Smurfit Kappa's bolt-on piles pressure on bidder
Smurfit Kappa's decision to buy Dutch packaging recycling business Reparenco for €460m has piled pressure on the group's US suitor, International Paper (IP), just as the market was braced for a fresh bid ahead of a deadline set by the Irish Takeover Panel.
Memphis-based IP, the world's biggest paper company by sales, has until June 6 to make a binding offer for Europe's largest box maker, or face a 12-month ban from making another approach.
The "put up or shut up" ruling prompted many in the market to assume International Paper would wait until the eleventh hour before submitting a third bid, a tactic to generate share holder pressure.
That so-called bear hug strategy was seen to gather momentum this week when Janus Henderson, a major stakeholder Smurfit, urged the board to engage with IP. It marked the first public discontent from a traditional fund manager.
According to sources, so called event-driven funds, Davidson Kempner and York Capital have also voiced frustration to Smurfit's board at the lack of interaction with IP.
However, two months since the first offer from IP, there has been little public unrest among Smurfit shareholders.
One source argued IP's approach "has been too light" so far to warrant a stronger reaction from investors.
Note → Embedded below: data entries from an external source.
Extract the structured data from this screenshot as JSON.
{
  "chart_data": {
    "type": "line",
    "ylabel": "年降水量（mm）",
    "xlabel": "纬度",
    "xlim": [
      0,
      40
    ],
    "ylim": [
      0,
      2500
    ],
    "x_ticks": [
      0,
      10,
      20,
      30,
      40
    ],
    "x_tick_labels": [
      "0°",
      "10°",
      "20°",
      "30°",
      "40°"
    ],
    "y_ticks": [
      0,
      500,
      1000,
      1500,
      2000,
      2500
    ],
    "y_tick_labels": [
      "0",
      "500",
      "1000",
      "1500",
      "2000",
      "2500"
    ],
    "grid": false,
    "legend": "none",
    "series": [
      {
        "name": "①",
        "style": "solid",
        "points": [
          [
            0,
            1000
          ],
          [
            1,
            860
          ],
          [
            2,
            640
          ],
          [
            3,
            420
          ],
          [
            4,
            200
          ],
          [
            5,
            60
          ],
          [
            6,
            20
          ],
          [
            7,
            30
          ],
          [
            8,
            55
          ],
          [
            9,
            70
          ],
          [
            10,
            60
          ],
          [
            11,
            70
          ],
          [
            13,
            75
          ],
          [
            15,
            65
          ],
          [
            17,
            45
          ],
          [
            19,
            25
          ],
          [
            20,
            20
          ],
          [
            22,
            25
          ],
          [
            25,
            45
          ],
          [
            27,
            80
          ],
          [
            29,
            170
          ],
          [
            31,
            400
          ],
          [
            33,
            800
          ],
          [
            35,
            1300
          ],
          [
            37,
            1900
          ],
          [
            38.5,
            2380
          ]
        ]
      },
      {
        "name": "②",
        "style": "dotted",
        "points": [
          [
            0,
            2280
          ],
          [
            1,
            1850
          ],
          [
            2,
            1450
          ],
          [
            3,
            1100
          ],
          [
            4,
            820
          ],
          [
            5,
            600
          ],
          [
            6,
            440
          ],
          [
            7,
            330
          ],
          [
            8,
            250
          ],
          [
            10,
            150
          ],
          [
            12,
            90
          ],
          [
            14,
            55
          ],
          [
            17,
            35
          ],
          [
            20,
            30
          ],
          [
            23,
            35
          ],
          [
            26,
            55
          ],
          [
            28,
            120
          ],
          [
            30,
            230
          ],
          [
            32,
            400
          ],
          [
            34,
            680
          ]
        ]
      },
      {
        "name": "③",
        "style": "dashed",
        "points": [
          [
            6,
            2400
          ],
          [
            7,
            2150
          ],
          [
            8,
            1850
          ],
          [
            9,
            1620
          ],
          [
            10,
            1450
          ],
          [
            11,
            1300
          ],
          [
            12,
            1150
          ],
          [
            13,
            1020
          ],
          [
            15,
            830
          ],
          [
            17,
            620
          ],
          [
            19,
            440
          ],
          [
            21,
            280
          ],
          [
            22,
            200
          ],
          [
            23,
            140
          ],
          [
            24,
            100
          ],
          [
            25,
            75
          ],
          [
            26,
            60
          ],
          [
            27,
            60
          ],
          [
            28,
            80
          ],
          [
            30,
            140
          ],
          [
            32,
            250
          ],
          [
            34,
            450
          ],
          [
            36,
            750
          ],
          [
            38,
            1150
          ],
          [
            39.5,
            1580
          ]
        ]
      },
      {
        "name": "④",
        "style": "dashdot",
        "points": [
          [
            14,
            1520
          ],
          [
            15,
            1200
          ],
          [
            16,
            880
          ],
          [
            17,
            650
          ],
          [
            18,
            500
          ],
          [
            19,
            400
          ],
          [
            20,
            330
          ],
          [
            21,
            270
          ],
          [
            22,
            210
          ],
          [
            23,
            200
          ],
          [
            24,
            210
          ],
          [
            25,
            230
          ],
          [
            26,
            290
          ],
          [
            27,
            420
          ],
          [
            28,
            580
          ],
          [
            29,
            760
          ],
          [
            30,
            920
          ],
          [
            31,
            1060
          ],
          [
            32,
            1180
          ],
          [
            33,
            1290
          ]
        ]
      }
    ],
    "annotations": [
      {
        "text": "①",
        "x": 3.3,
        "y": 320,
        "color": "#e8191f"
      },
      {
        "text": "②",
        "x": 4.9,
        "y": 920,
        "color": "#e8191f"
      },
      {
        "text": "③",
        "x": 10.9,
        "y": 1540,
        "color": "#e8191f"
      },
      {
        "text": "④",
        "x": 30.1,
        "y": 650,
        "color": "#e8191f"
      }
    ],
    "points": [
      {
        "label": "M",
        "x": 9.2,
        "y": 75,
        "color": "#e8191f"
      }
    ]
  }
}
The acquisition of Reparenco has been widely interpreted as a defence measure by Smurfit.
However, CEO Tony Smurfit, said discussions on that deal started in February, before IP's initial offer.
He characterised Reparenco as "complementary with our existing business" and said the deal "strengthens our integrated business model and accelerates a central element of our medium term plan".
Merrion stockbrokers called the Reparenco purchase as a "good bolt-on acquisition" and said it presented another reason for IP to increase its bid.
The US heavyweight has so far submitted two rebuffed offers with the latest cash and share bid valuing Smurfit at €8.9bn.
The second tilt, mounted at the end of March, equated to a price of €37.54 - far below the €40 a share valuation widely touted as the prospective deal's floor. Since then an increase in IP's share price, lifted the offer to €39.70, a whisper away from the €40 level seen by many as the dealbreaker.
Mr Smurfit stressed on an analyst call yesterday, on the Reparenco deal, that the Smurfit Kappa board remained unanimous in rejecting IP's unsolicited approach.